Hello guys, we are starting random variables and I know that the mean of a random variable is the function times the probability for all x's (right?), but I am lost with the next two problems. Any help on number 1 would be greatly appreciated, full answer or not. For number 2 I am totally lost.

1. What is the mean of X which has the following density function?
f X (x) = 1/C; for: 0 <= x <= 7
Hint: Find the numerical value of C

2. Consider the probability density function given by:
P X (x) = lambda/2; for: 0<= x <=2
P X (x) = (1 - lambda)/4; for: 2<= x <=6

This is a mixture of two uniform distributions. a)Sketch P X (x) for lambda=0.5. b) Sketch P X (x) for lambda=0.333. c) In a random sample from P X (x), 60% of the values were between 0 and 2. What would be an estimate for the value of lambda?

2. The total probability mass must be one.
So find C such that $\int\limits_0^7 {\frac{1}{C}dx} = 1$.

For #2 do similarly.

3. thanks a lot
could you elaborate a bit on problem #2 please?

Hello guys, we are starting random variables and I know that the mean of a random variable is the function times the probability for all x's (right?), but I am lost with the next two problems. Any help on number 1 would be greatly appreciated, full answer or not. For number 2 I am totally lost.

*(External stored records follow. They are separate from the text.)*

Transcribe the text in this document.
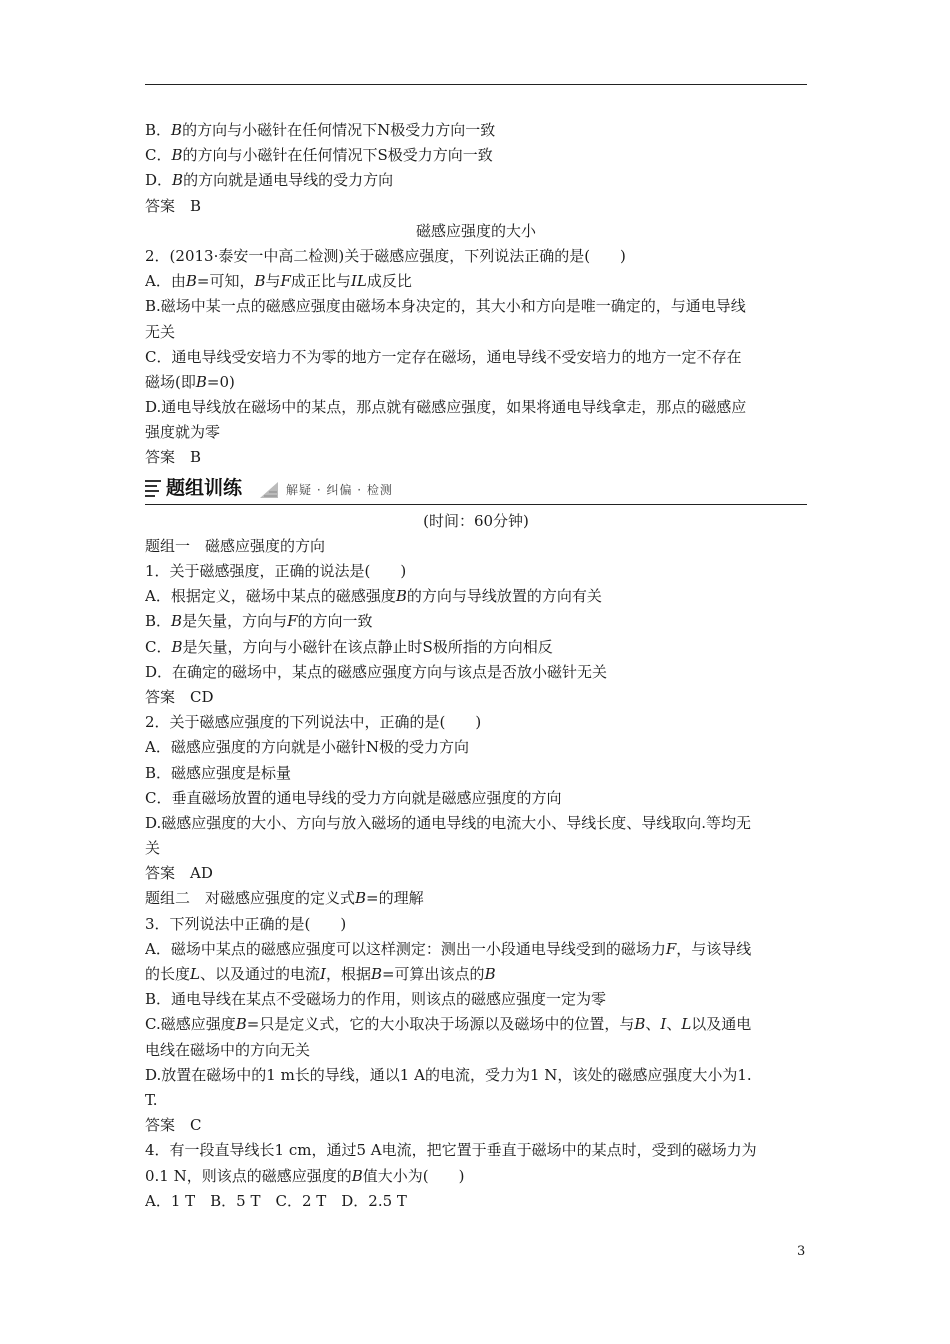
B．B的方向与小磁针在任何情况下N极受力方向一致
C．B的方向与小磁针在任何情况下S极受力方向一致
D．B的方向就是通电导线的受力方向
答案　B
磁感应强度的大小
2．(2013·泰安一中高二检测)关于磁感应强度，下列说法正确的是(　　)
A．由B=可知，B与F成正比与IL成反比
B.磁场中某一点的磁感应强度由磁场本身决定的，其大小和方向是唯一确定的，与通电导线
无关
C．通电导线受安培力不为零的地方一定存在磁场，通电导线不受安培力的地方一定不存在
磁场(即B=0)
D.通电导线放在磁场中的某点，那点就有磁感应强度，如果将通电导线拿走，那点的磁感应
强度就为零
答案　B
题组训练	解疑 · 纠偏 · 检测
(时间：60分钟)
题组一　磁感应强度的方向
1．关于磁感强度，正确的说法是(　　)
A．根据定义，磁场中某点的磁感强度B的方向与导线放置的方向有关
B．B是矢量，方向与F的方向一致
C．B是矢量，方向与小磁针在该点静止时S极所指的方向相反
D．在确定的磁场中，某点的磁感应强度方向与该点是否放小磁针无关
答案　CD
2．关于磁感应强度的下列说法中，正确的是(　　)
A．磁感应强度的方向就是小磁针N极的受力方向
B．磁感应强度是标量
C．垂直磁场放置的通电导线的受力方向就是磁感应强度的方向
D.磁感应强度的大小、方向与放入磁场的通电导线的电流大小、导线长度、导线取向.等均无
关
答案　AD
题组二　对磁感应强度的定义式B=的理解
3．下列说法中正确的是(　　)
A．磁场中某点的磁感应强度可以这样测定：测出一小段通电导线受到的磁场力F，与该导线
的长度L、以及通过的电流I，根据B=可算出该点的B
B．通电导线在某点不受磁场力的作用，则该点的磁感应强度一定为零
C.磁感应强度B=只是定义式，它的大小取决于场源以及磁场中的位置，与B、I、L以及通电
电线在磁场中的方向无关
D.放置在磁场中的1 m长的导线，通以1 A的电流，受力为1 N，该处的磁感应强度大小为1.
T.
答案　C
4．有一段直导线长1 cm，通过5 A电流，把它置于垂直于磁场中的某点时，受到的磁场力为
0.1 N，则该点的磁感应强度的B值大小为(　　)
A．1 T　B．5 T　C．2 T　D．2.5 T
3
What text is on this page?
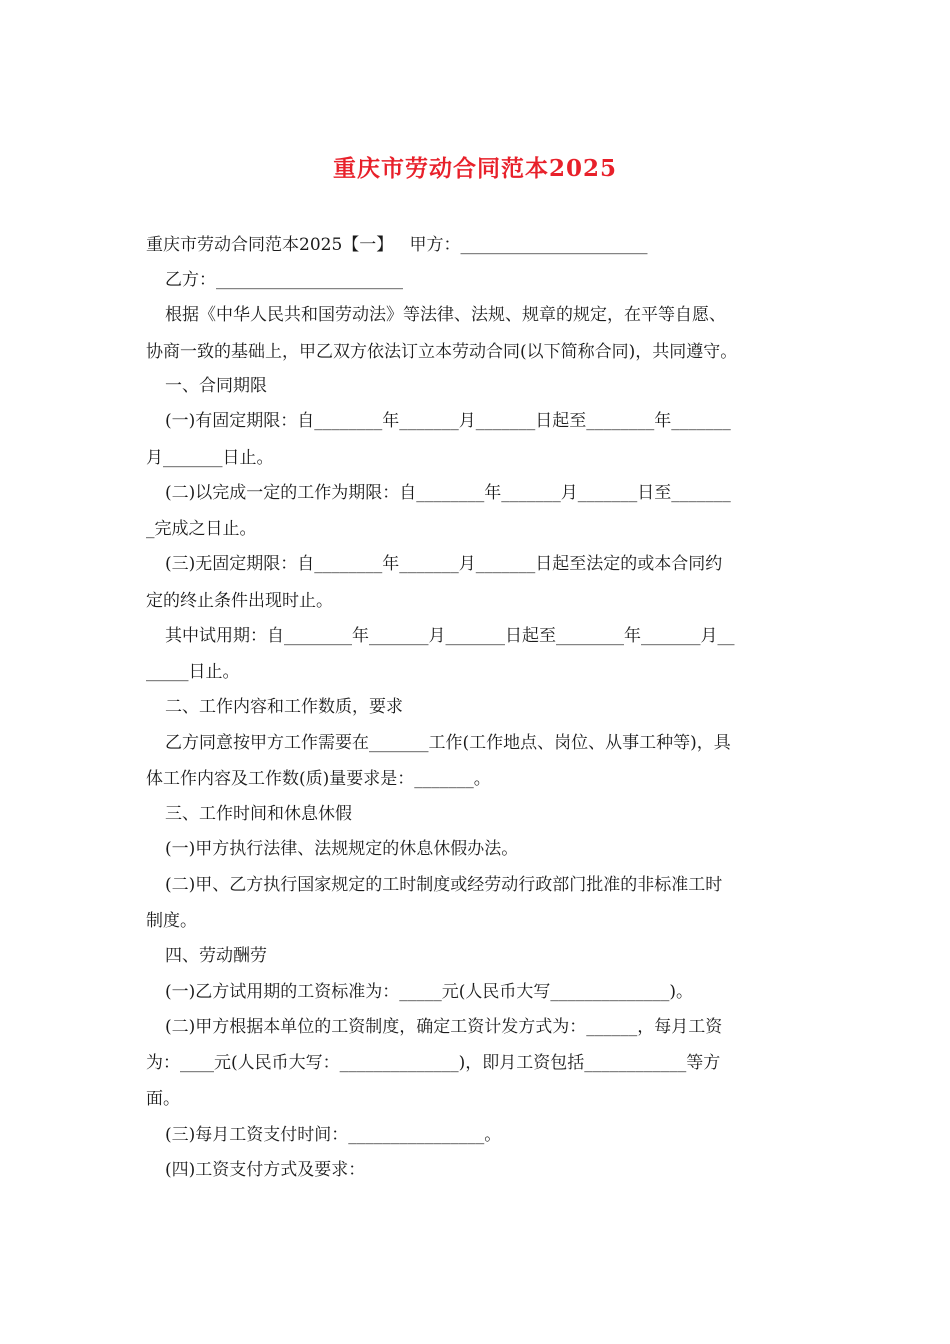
重庆市劳动合同范本2025
重庆市劳动合同范本2025【一】   甲方：______________________
乙方：______________________
根据《中华人民共和国劳动法》等法律、法规、规章的规定，在平等自愿、
协商一致的基础上，甲乙双方依法订立本劳动合同(以下简称合同)，共同遵守。
一、合同期限
(一)有固定期限：自________年_______月_______日起至________年_______
月_______日止。
(二)以完成一定的工作为期限：自________年_______月_______日至_______
_完成之日止。
(三)无固定期限：自________年_______月_______日起至法定的或本合同约
定的终止条件出现时止。
其中试用期：自________年_______月_______日起至________年_______月__
_____日止。
二、工作内容和工作数质，要求
乙方同意按甲方工作需要在_______工作(工作地点、岗位、从事工种等)，具
体工作内容及工作数(质)量要求是：_______。
三、工作时间和休息休假
(一)甲方执行法律、法规规定的休息休假办法。
(二)甲、乙方执行国家规定的工时制度或经劳动行政部门批准的非标准工时
制度。
四、劳动酬劳
(一)乙方试用期的工资标准为：_____元(人民币大写______________)。
(二)甲方根据本单位的工资制度，确定工资计发方式为：______，每月工资
为：____元(人民币大写：______________)，即月工资包括____________等方
面。
(三)每月工资支付时间：________________。
(四)工资支付方式及要求：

1. What is the mean of X which has the following density function?
f X (x) = 1/C; for: 0 <= x <= 7
Hint: Find the numerical value of C

2. Consider the probability density function given by:
P X (x) = lambda/2; for: 0<= x <=2
P X (x) = (1 - lambda)/4; for: 2<= x <=6

This is a mixture of two uniform distributions. a)Sketch P X (x) for lambda=0.5. b) Sketch P X (x) for lambda=0.333. c) In a random sample from P X (x), 60% of the values were between 0 and 2. What would be an estimate for the value of lambda?
$\int_0^2 \frac{\lambda}{2} \, dx = 0.6 \Rightarrow \lambda = 0.6$.

5. thank you guys